- Theatrical release poster
- Directed by: John Schlesinger
- Written by: Ruth Prawer Jhabvala; John Schlesinger;
- Based on: Madame Sousatzka by Bernice Rubens
- Produced by: Robin Dalton
- Starring: Shirley MacLaine; Peggy Ashcroft; Shabana Azmi; Twiggy; Leigh Lawson; Geoffrey Bayldon; Navin Chowdhry;
- Cinematography: Nat Crosby
- Edited by: Peter Honess
- Music by: Gerald Gouriet
- Production company: Cineplex Odeon Films
- Distributed by: Universal Pictures
- Release date: 14 October 1988;
- Running time: 122 minutes
- Countries: United Kingdom Canada
- Language: English
- Budget: $5 million
- Box office: $3.5 million

= Madame Sousatzka =

1988 film by John Schlesinger

Madame Sousatzka is a 1988 drama film directed by John Schlesinger and starring Shirley MacLaine, with a screenplay by Ruth Prawer Jhabvala. It is based upon the 1962 novel of the same name by Bernice Rubens.
==Plot==
Indian immigrant Sushila Sen lives in London with her son Manek, who is musically gifted. She supports them both as a caterer of Indian food, while Manek studies the piano with Madame Sousatzka, who is a Russian-American immigrant. Madame Sousatzka, while highly talented, never succeeded as a pianist and thus lives through her students, particularly talented ones such as Manek. Manek is soon forced to choose between Madame Sousatzka and his mother, who both compete for his attention.

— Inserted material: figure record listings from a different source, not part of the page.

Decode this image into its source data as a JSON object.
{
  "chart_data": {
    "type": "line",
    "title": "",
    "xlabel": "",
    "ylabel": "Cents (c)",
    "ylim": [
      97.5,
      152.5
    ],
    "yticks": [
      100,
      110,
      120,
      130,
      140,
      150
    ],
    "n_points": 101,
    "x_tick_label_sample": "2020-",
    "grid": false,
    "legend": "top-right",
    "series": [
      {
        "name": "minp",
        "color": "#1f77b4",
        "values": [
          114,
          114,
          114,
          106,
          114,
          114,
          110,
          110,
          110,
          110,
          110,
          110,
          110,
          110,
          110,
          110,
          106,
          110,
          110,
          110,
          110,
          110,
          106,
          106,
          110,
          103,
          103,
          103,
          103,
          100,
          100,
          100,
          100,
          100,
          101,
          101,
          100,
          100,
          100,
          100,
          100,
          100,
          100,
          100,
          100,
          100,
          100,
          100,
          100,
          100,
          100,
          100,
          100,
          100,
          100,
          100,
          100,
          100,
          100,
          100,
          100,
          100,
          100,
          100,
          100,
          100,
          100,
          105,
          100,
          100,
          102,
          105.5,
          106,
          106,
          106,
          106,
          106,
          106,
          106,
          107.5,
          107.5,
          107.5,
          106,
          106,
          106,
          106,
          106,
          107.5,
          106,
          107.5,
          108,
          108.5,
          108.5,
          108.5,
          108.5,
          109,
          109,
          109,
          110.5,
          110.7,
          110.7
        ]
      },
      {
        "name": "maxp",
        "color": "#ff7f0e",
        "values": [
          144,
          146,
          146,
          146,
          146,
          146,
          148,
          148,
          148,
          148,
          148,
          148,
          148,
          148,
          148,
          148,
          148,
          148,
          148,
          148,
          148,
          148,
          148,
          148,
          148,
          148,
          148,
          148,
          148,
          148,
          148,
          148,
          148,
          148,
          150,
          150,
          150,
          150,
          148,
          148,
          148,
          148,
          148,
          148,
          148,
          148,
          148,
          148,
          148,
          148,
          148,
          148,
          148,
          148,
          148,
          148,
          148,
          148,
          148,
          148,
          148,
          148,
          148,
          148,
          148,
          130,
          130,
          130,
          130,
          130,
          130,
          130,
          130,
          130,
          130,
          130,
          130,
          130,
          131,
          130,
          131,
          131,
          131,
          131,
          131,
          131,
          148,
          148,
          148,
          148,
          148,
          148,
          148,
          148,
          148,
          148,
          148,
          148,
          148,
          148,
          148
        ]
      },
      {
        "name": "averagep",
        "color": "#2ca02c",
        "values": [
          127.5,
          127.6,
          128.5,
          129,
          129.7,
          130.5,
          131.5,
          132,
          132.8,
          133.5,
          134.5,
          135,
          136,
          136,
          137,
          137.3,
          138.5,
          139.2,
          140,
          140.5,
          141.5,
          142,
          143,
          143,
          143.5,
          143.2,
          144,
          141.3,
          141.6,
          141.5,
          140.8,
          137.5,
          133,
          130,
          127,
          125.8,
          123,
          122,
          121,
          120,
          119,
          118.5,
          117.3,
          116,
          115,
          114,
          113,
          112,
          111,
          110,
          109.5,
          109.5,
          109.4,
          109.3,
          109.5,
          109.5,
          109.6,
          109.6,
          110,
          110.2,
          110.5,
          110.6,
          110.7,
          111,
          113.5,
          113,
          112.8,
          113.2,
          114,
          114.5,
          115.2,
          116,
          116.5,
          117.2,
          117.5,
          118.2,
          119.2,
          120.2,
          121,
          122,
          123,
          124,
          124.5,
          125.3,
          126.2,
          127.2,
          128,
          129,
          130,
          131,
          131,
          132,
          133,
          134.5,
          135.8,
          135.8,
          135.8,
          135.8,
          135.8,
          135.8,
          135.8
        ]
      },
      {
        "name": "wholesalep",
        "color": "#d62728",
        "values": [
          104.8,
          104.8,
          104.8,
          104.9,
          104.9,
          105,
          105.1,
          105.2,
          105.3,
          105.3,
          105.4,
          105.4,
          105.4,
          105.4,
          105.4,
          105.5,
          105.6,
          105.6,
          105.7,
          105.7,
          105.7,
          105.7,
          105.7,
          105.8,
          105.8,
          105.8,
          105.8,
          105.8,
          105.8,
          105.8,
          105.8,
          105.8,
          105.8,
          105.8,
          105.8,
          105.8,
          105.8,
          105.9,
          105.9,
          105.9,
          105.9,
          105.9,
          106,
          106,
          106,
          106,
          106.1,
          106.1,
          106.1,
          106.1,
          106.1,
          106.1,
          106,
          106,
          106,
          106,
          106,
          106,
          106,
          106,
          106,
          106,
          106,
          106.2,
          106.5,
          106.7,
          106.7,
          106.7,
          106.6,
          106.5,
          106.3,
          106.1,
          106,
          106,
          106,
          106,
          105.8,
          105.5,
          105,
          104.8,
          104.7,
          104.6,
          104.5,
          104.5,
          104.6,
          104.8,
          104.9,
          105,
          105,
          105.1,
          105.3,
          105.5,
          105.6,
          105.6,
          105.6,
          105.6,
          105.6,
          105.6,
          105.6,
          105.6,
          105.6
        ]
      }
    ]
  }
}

The Russian pianist and teacher Madame Maria Levinskaya (died 1960) inspired the character of Madame Sousatzka. The plot is based on the experiences of Harold Rubens, a child prodigy pianist who began lessons with Levinskaya from the age of seven (in 1925) and became her star pupil.

==Cast==
- Shirley MacLaine as Madame Sousatzka
- Navin Chowdhry as Manek
- Shabana Azmi as Sushila
- Peggy Ashcroft as Lady Emily
- Robert Rietty as Leo Milev
- Twiggy as Jenny
- Leigh Lawson as Ronnie
- Lee Montague as Vincent Pick
==Production==
Literary agent Robin Dalton took 18 years to get the film made. Vanessa Redgrave was originally scheduled to be the lead before MacLaine joined the production.
==Accolades==

| Award | Category | Recipient(s) | Result |
| British Academy Film Awards | Best Actress in a Supporting Role | Peggy Ashcroft | Nominated |
| David di Donatello Awards | Best Foreign Actress | Shirley MacLaine | Nominated |
| Golden Globe Awards | Best Actress in a Motion Picture – Drama | Won |
| Best Original Score – Motion Picture | Gerald Gouriet | Nominated |
| Retirement Research Foundation Awards | Television and Theatrical Film Fiction | Robin Dalton | Nominated |
| USC Scripter Awards |  | Ruth Prawer Jhabvala (screenwriter); Bernice Rubens (author) | Nominated |
| Venice Film Festival | Golden Lion | John Schlesinger | Nominated |
| Best Actress | Shirley MacLaine | Won |

==Home media==
The film was released in U.S. theaters on 14 October 1988. Some time after its theatrical run, the movie was released on videocassette by MCA Home Video in 1989. The movie was released on DVD in the U.S. by Universal Studios Home Entertainment under their Vault Series banner on 28 August 2014.

A region 2 DVD was released by Network in 2007 (catalogue nr. 7952723). The extras are a trailer and some production stills.